The underlying engine is quite complicated. Sometimes it is faster than hand coding, sometimes (much) slower.
Advanced
(tf.advanced) TF contains an advanced API geared to auto-downloading
corpus data and displaying corpus materials in useful ways.
Dynamic Web interface
(tf.browser) TF contains a browser interface for interacting
with your corpus without programming.
The web interface lets you fire queries (search templates) to TF and interact with the results:
- expanding rows to pretty displays;
- condensing results to various container types;
- exporting results as PDF and CSV.
This interface be served by a local web server provided with data from a TF app.
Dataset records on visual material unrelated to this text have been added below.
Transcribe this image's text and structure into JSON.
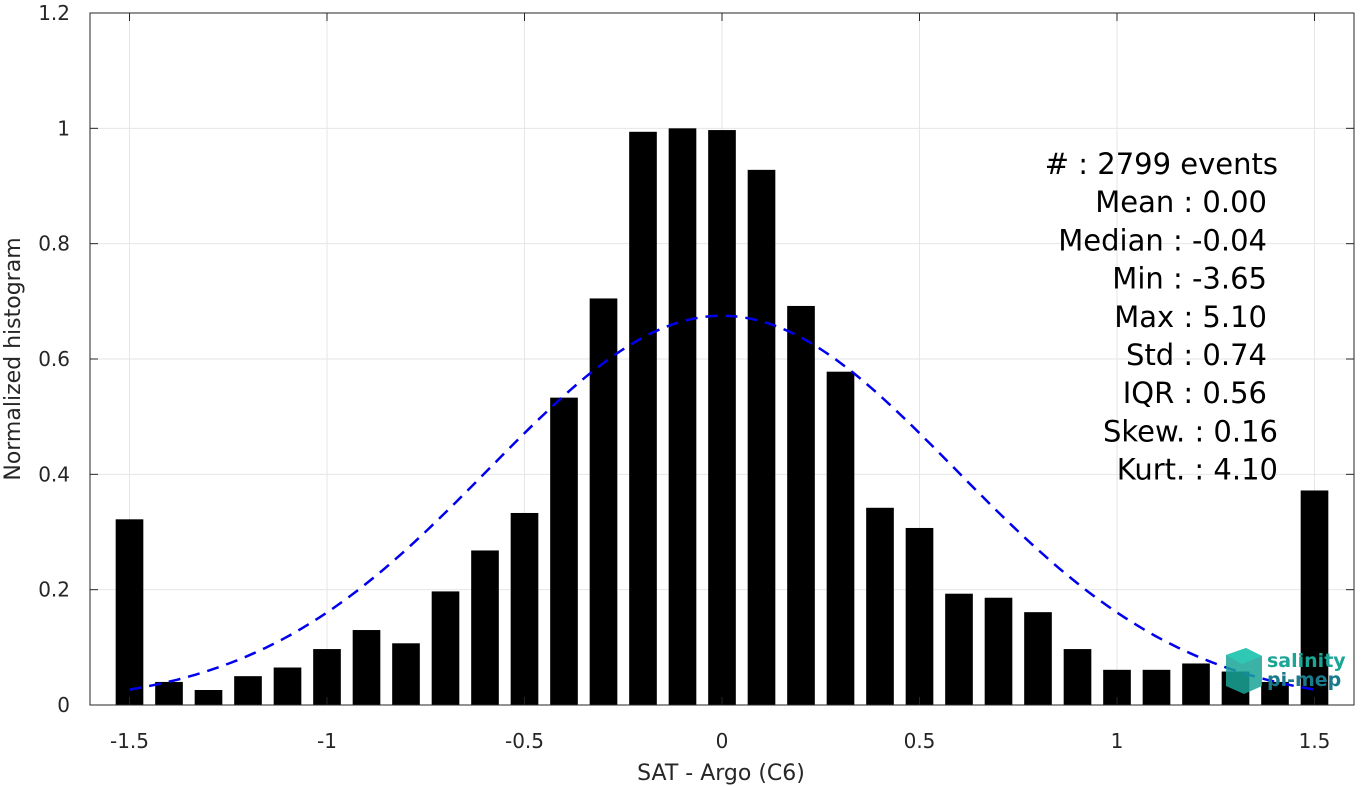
{
  "chart_data": {
    "type": "bar",
    "xlabel": "SAT - Argo (C6)",
    "ylabel": "Normalized histogram",
    "xlim": [
      -1.6,
      1.6
    ],
    "ylim": [
      0,
      1.2
    ],
    "xticks": [
      -1.5,
      -1,
      -0.5,
      0,
      0.5,
      1,
      1.5
    ],
    "xtick_labels": [
      "-1.5",
      "-1",
      "-0.5",
      "0",
      "0.5",
      "1",
      "1.5"
    ],
    "yticks": [
      0,
      0.2,
      0.4,
      0.6,
      0.8,
      1,
      1.2
    ],
    "ytick_labels": [
      "0",
      "0.2",
      "0.4",
      "0.6",
      "0.8",
      "1",
      "1.2"
    ],
    "grid": true,
    "bar_width": 0.07,
    "bar_color": "#000000",
    "series": [
      {
        "x": [
          -1.5,
          -1.4,
          -1.3,
          -1.2,
          -1.1,
          -1.0,
          -0.9,
          -0.8,
          -0.7,
          -0.6,
          -0.5,
          -0.4,
          -0.3,
          -0.2,
          -0.1,
          0.0,
          0.1,
          0.2,
          0.3,
          0.4,
          0.5,
          0.6,
          0.7,
          0.8,
          0.9,
          1.0,
          1.1,
          1.2,
          1.3,
          1.4,
          1.5
        ],
        "values": [
          0.322,
          0.04,
          0.026,
          0.05,
          0.065,
          0.097,
          0.13,
          0.107,
          0.197,
          0.268,
          0.333,
          0.533,
          0.705,
          0.994,
          1.0,
          0.997,
          0.928,
          0.692,
          0.578,
          0.342,
          0.307,
          0.193,
          0.186,
          0.161,
          0.097,
          0.061,
          0.061,
          0.072,
          0.058,
          0.04,
          0.372
        ]
      }
    ],
    "fit_curve": {
      "style": "dashed",
      "color": "#0000ee",
      "mean": 0.0,
      "std": 0.59,
      "peak": 0.675,
      "x_range": [
        -1.5,
        1.5
      ]
    }
  },
  "stats": [
    "#  : 2799 events",
    "Mean : 0.00",
    "Median : -0.04",
    "Min : -3.65",
    "Max : 5.10",
    "Std : 0.74",
    "IQR : 0.56",
    "Skew. : 0.16",
    "Kurt. : 4.10"
  ],
  "logo": {
    "line1": "salinity",
    "line2": "pi-mep",
    "color": "#1aa596"
  }
}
(tf.browser.start, tf.browser.kernel and tf.browser.web).
Static Web interface
(tf.client) There is also a static browser interface: you can build a set of
static HTML pages with Javascript files out of a corpus, which has a search interface
of a different kind than tf.search.
Volumes and collections
(tf.volumes) Machinery to support the idea that a TF dataset
is a work that consists of volumes. Volumes and collections of volumes
can be loaded without loading the whole work while still maintaining
a profound connection with the whole work through additional features such as owork.
See also tf.about.volumes.
Dataset
(tf.dataset) Machinery to manipulate datasets as a whole.
Convert
(tf.convert) There is support for conversion to and from MQL and for converting
arbitrary structured data (such as database dumps or TEI files) to TF
(tf.convert.mql, tf.convert.walker).
There is also some support for round-trips of TF data into other annotation tools and back
(tf.convert.recorder).
Writing
(tf.writing) TF supports several writing systems by means of transliterations
and conversions between them and UNICODE.
NER
(tf.ner and tf.browser.ner) This is machinery and an interface to do Named
Entity Recognition, based on patterns you specify. These patterns can be supplied ad
hoc in a web interface, or systematically in a spreadsheet.